Bıkkınca dudaklarımı yaladım.

"Ses tonunuzu alçaltın lütfen. Madem o kadar acil bir durumunuz var; buyrun, sizi dinliyorum. Sizinle ben ilgileneceğim. Şikayetiniz nedir?"

Ciddi miyim diye baktı birkaç saniye. Ciddi olduğumu görünce anlatmaya başladı.

"Hapşırıyorum. Burnum tıkalı. Ateşim hafif çıkıyor. Boğazım ağrıyor."

Hemşirenin ayarladığı ama götürmediği tepsiden ateş ölçeri aldım. Adamın alnından ateşini ölçtüm.

"Ateşiniz 36.5. Yani ideal ateş. Ben şimdi sizi muayene edeceğim, büyük ihtimalle soğuk algınlığı teşhisi koyacağım. Antibiyotik yazacağım.
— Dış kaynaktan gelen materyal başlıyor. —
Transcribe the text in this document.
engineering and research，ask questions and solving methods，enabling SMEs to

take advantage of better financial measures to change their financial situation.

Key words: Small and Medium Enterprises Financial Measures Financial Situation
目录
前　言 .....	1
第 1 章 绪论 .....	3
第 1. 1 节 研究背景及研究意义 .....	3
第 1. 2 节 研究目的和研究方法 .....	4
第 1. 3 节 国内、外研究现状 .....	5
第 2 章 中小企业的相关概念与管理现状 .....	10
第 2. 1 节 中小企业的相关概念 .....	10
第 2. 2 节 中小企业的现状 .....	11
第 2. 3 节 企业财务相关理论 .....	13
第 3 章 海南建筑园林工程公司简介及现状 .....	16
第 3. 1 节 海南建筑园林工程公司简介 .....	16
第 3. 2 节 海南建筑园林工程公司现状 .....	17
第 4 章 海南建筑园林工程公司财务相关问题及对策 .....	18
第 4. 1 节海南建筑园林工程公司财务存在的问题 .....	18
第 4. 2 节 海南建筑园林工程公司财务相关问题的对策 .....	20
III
Ve yine büyük ihtimalle istemeyeceksiniz.-..."

"Evet. Antibiyotik kullanmam ben!"

Sinirle gülme isteğimi bastırdım.

"Ben de size A ve C vitamininden zengin sebze ve meyve tüketmenizi önereceğim. Burun tıkanıklığınız için de en iyi ve hiçbir yan etkisi olmayan tedavi olan; serum fizyolojik ismi verilen tuzlu suyun buruna damlatılması ve bulunulan ortamın nemli olmasının sağlanmasını önereceğim."

"Bunları ben de biliyorum!"

"Ben de onu söylüyorum, Ferhat bey. Bunları siz de biliyorsunuz. Soğuk algınlığından, 36.5 ateşten, burun tıkanıklığından ya da boğaz ağrısından ölmezsiniz. Kaldı ki ölecek olsanız sizi yeşil alana yönlendirmezlerdi. Hastalarla dolu bir hastanede, gecesini gündüzüne katarak çalışan bir sağlık görevlisine bağırmanız hiç etik bir hareket değildi. Üstelik öleceğinizi öne sürerek saydığınız hiçbir belirti, bu yaptığınız hareket kadar hayatınızı riske atmaz. Unutmayın ki soğuk algınlığı için bile geldiğiniz bu insanlar, bu kadar yoğun tempoya rağmen gıkları çıkmadan burada çalışıyorken sizin onlara bağırmanızı da bir yere kadar çekebilirler. Sağlık görevlilerini bezdirirseniz ihtiyaç olduğunda size yardım edecek birini bulamazsınız. Teşekkür edeceğiniz yerde bir haftadır evine, kalp krizi geçiren annesinin yanına gidemeyen doktora bağırıyorsunuz. Lütfen düşünerek hareket edin. Bizler de insanız."